For older readers never forced into the computer age, a brief primer: Most of us now “type” digitally, with the information entering a computer program, where it may be changed and finalized before printing ... no more eraser smudges.

Yes, kids, our typewriters back in the day actually transferred each character directly to the paper the moment you struck a key. Today, should you type, “My name os,” you can simply tap the backspace key a couple of times with your right pinkie and change it to, “My name is.”

On a typewriter, you had to stop, slide the carriage to one side or the other so as to not get eraser crumbs in the mechanism, roll the paper up a couple of lines, remove the “o” with a special eraser, reposition the paper and carriage and type the “i,” hopefully hitting the correct spot.

Along came White-Out Liquid Paper. It was something like paint or fingernail polish and you painted over the error, blew on it until it dried and corrected your mistake.

Either form of correction made for an ugly sheet of paper, so you were required to be extra careful while typing. In particular, you needed to know what you intended to say before you started typing.

Especially while writing something like I’m doing at this moment, I often delete words, sentences, even an entire paragraph, simply because I changed my mind about what I wanted to say or how I wanted to say it.

Even when typing something that did not have to be pretty, such as a news story back when I was a young reporter, it was easier to simply let something stay the way it was than to go through the steps necessary to make a change.

Something else different today is the universality of typing ... or keyboarding, if you must. Every kid learns to type. How early? I’m not sure. Fourth grade? Earlier?

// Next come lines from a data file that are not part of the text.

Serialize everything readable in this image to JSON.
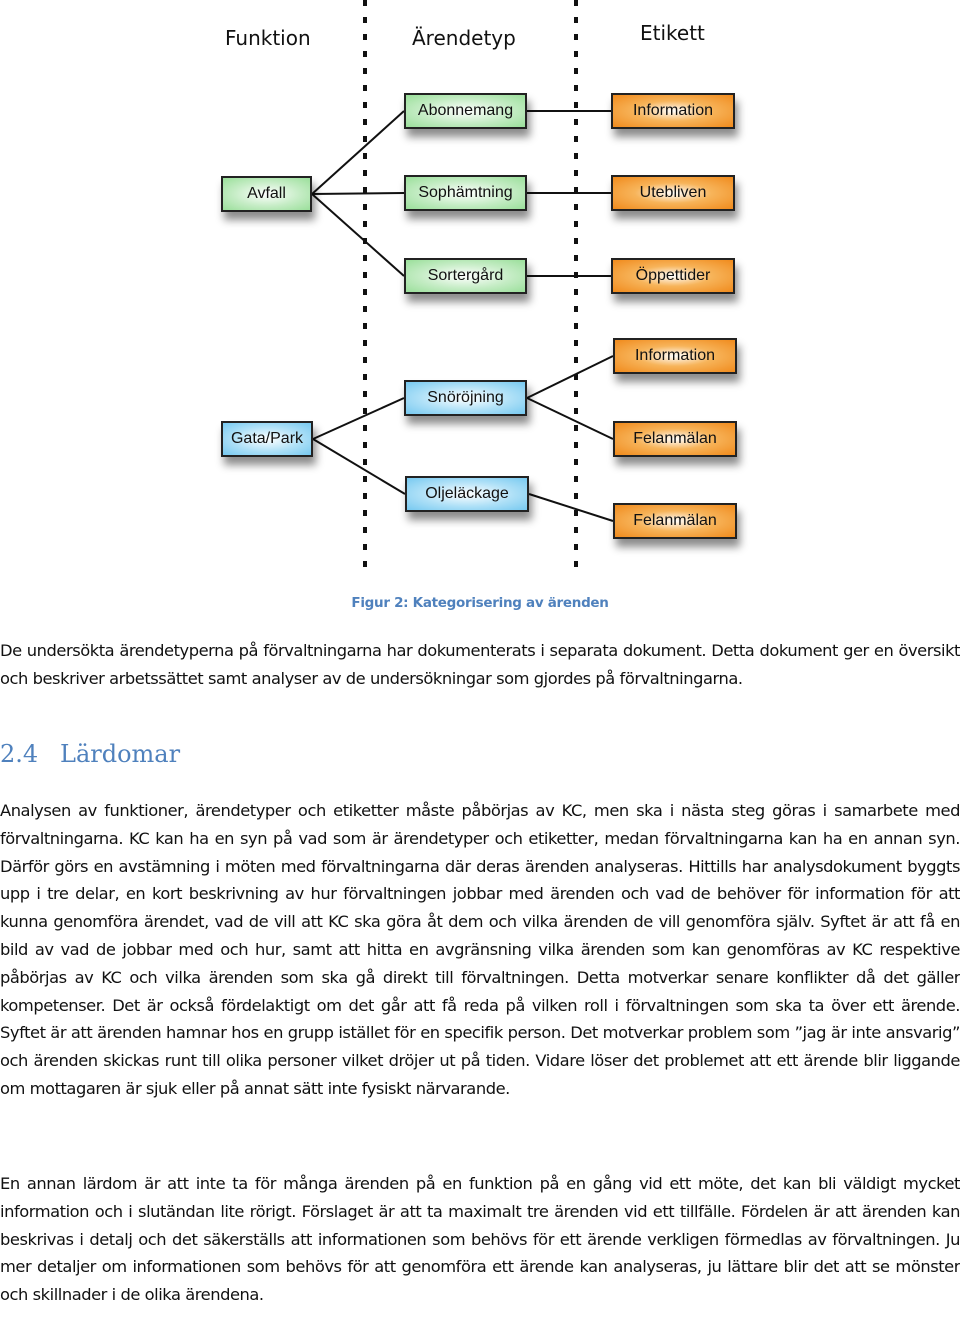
{
  "figure": {
    "columns": [
      "Funktion",
      "Ärendetyp",
      "Etikett"
    ],
    "functions": [
      {
        "id": "avfall",
        "label": "Avfall",
        "color": "green"
      },
      {
        "id": "gata",
        "label": "Gata/Park",
        "color": "blue"
      }
    ],
    "types": [
      {
        "id": "abonnemang",
        "label": "Abonnemang",
        "color": "green",
        "parent": "avfall"
      },
      {
        "id": "sophamtning",
        "label": "Sophämtning",
        "color": "green",
        "parent": "avfall"
      },
      {
        "id": "sortergard",
        "label": "Sortergård",
        "color": "green",
        "parent": "avfall"
      },
      {
        "id": "snorojning",
        "label": "Snöröjning",
        "color": "blue",
        "parent": "gata"
      },
      {
        "id": "oljelackage",
        "label": "Oljeläckage",
        "color": "blue",
        "parent": "gata"
      }
    ],
    "labels": [
      {
        "id": "l1",
        "label": "Information",
        "parent": "abonnemang"
      },
      {
        "id": "l2",
        "label": "Utebliven",
        "parent": "sophamtning"
      },
      {
        "id": "l3",
        "label": "Öppettider",
        "parent": "sortergard"
      },
      {
        "id": "l4",
        "label": "Information",
        "parent": "snorojning"
      },
      {
        "id": "l5",
        "label": "Felanmälan",
        "parent": "snorojning"
      },
      {
        "id": "l6",
        "label": "Felanmälan",
        "parent": "oljelackage"
      }
    ],
    "colors": {
      "green": "#9adf9a",
      "blue": "#77c9f0",
      "orange": "#f08a1c",
      "accent": "#4f81bd"
    },
    "caption": "Figur 2: Kategorisering av ärenden"
  },
  "intro_paragraph": "De undersökta ärendetyperna på förvaltningarna har dokumenterats i separata dokument. Detta dokument ger en översikt och beskriver arbetssättet samt analyser av de undersökningar som gjordes på förvaltningarna.",
  "section": {
    "number": "2.4",
    "title": "Lärdomar",
    "paragraphs": [
      "Analysen av funktioner, ärendetyper och etiketter måste påbörjas av KC, men ska i nästa steg göras i samarbete med förvaltningarna. KC kan ha en syn på vad som är ärendetyper och etiketter, medan förvaltningarna kan ha en annan syn. Därför görs en avstämning i möten med förvaltningarna där deras ärenden analyseras. Hittills har analysdokument byggts upp i tre delar, en kort beskrivning av hur förvaltningen jobbar med ärenden och vad de behöver för information för att kunna genomföra ärendet, vad de vill att KC ska göra åt dem och vilka ärenden de vill genomföra själv. Syftet är att få en bild av vad de jobbar med och hur, samt att hitta en avgränsning vilka ärenden som kan genomföras av KC respektive påbörjas av KC och vilka ärenden som ska gå direkt till förvaltningen. Detta motverkar senare konflikter då det gäller kompetenser. Det är också fördelaktigt om det går att få reda på vilken roll i förvaltningen som ska ta över ett ärende. Syftet är att ärenden hamnar hos en grupp istället för en specifik person. Det motverkar problem som ”jag är inte ansvarig” och ärenden skickas runt till olika personer vilket dröjer ut på tiden. Vidare löser det problemet att ett ärende blir liggande om mottagaren är sjuk eller på annat sätt inte fysiskt närvarande.",
      "En annan lärdom är att inte ta för många ärenden på en funktion på en gång vid ett möte, det kan bli väldigt mycket information och i slutändan lite rörigt. Förslaget är att ta maximalt tre ärenden vid ett tillfälle. Fördelen är att ärenden kan beskrivas i detalj och det säkerställs att informationen som behövs för ett ärende verkligen förmedlas av förvaltningen. Ju mer detaljer om informationen som behövs för att genomföra ett ärende kan analyseras, ju lättare blir det att se mönster och skillnader i de olika ärendena."
    ]
  }
}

Typing in my age wasn’t even considered an option until high school. Most who took the class seemed to do so their sophomore year, but it was not required, not even to get into college.

Indeed, it wasn’t even required to get a job as a journalist.

I’ve known more than a few people through the years who worked as professional writers who did not know how to “touch type.”

Touch type is what we called typing correctly, the way you younger readers learned to keyboard with your index fingers resting on the “f” and “j” keys.

Those who did not learn to touch type but found themselves needing to work on a typewriter used what many called the “hunt and peck” method, where they hunted down the correct key and pecked it with whatever finger was most convenient, usually one of the index fingers.

As they became more proficient at it, we referred to them as two-finger typists and they could speed along almost as fast as regular typists who used all of their fingers. The major drawback was they had to watch the keyboard more closely.

While there was something magical about the sound of a typewriter ... or a roomful of typewriters ... clacking away, I have no desire to return to the good ol’ days of typing.

I mean, did you ever see a typerwriter ... I mean a typewriter ... with a spell-check?